Ils passèrent sur le côté de la grande salle, par l'un des accès rapides qui menait directement au bureau central. Pendant quelques minutes, Sélénia eut donc le loisir de voir la ville d'en haut. Le sol était noir de monde, comme un tapis humain qui sans cesse composait de nouveaux dessins. Un peu comme la surface de l'eau qui, balayée par le vent, brille de mille facettes. Le trafic était tellement intense qu'il était impossible de distinguer une seule route. Pourtant, tout ce petit monde savait très bien où il allait et ce qu'il avait à faire. Cette discipline impressionnait Sélénia et, quand elle se retrouva finalement devant le roi, elle s'inclina, en signe de respect. Sa Majesté soupira quand on lui raconta le problème. Il semblait en avoir tellement marre qu'on vienne lui casser les pattes à chaque fois qu'il y avait un problème de ce genre. On venait le voir pour tout et n'importe quoi. Il devait résoudre des milliers de problèmes par jour, plus bêtes les uns que les autres. Le vrai problème venait du grand texte.

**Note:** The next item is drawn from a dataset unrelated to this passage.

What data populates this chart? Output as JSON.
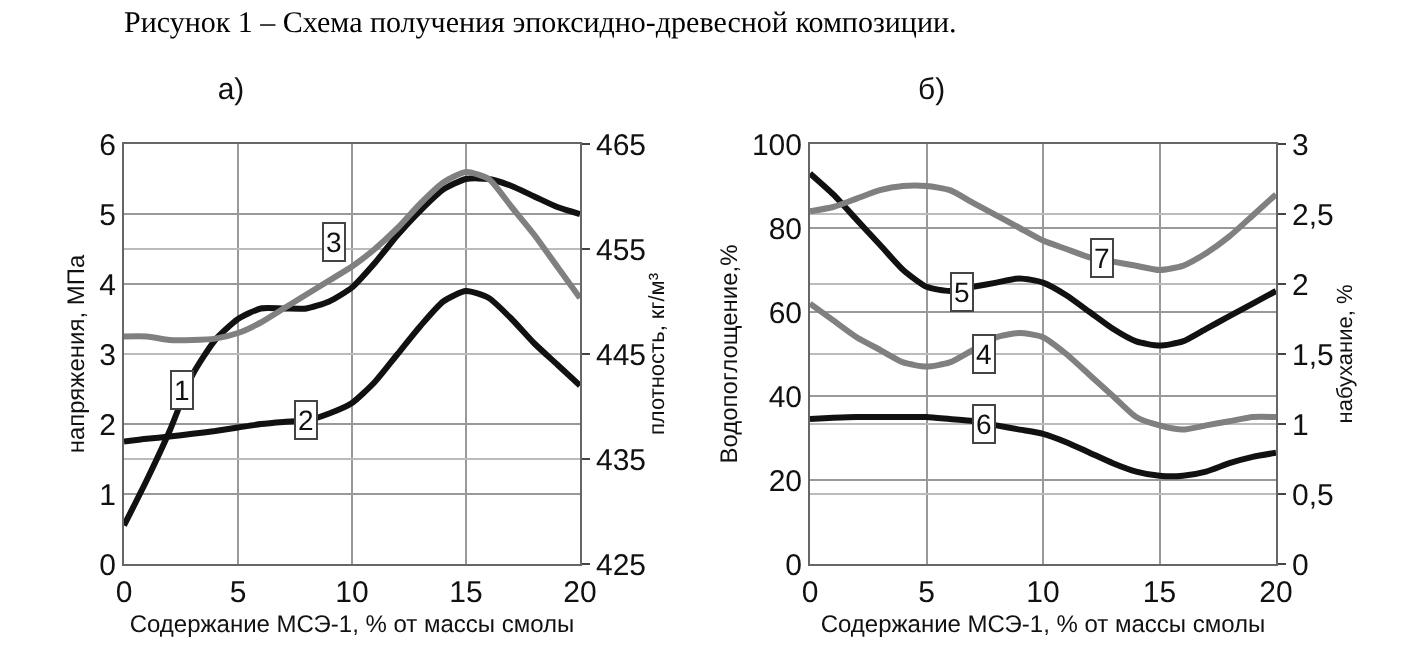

Les anciens avaient gravé dans la pierre toutes les règles à respecter pour que la communauté entière puisse vivre en harmonie. Ces règles étaient bonnes et avaient fait leurs preuves. Elles étaient surtout nécessaires, car on n'organise pas la vie d'une centaine de Minimoys comme celle de dix millions de fourmis. La rigueur et l'équité étaient donc des facteurs importants. L'individualisme était bien évidemment banni et toute forme de créativité fortement déconseillée. Sélénia n'aurait pas pu vivre plus de dix minutes dans des conditions pareilles, mais il avait bien fallu qu'elle s'y fasse puisqu'elle fut condamnée à dix jours de travaux d'intérêt général. La décision fut sans appel. Sélénia était outrée. Comment pouvait-on condamner une princesse de son rang, sans même lui laisser une seule fois la parole pour se défendre ? Mais les lois des fourmis n'admettaient aucune discussion. Les premiers jours, elle n'avait pas mangé, prétextant qu'elle n'avait pas faim. Mais quand le soir venait et que son ventre gargouillait comme un gamoul, elle regrettait son arrogance. Elle apprit donc très vite à manger comme les autres, six fois par jour. Au fil du temps, elle commença à apprécier cette rigueur qui, bien employée, ne pouvait pas faire de mal. Il n'y avait pas de privilège, mais il n'y avait pas d'exclus non plus. Tout le monde partageait le même travail et chacun mangeait à sa faim. Quand Sélénia fut ramenée au roi, à la fin de sa peine, son arrogance avait disparu et elle le remercia pour cette expérience.
- Tu feras une bonne reine ! lui avait répondu le souverain, ce qui déclencha aussitôt une série de plaintes de la part des fourmis puisqu'il était écrit dans la pierre qu'aucune distinction honorifique n'était possible.
Le roi s'était alors mis dans une colère colossale, pour une fourmi.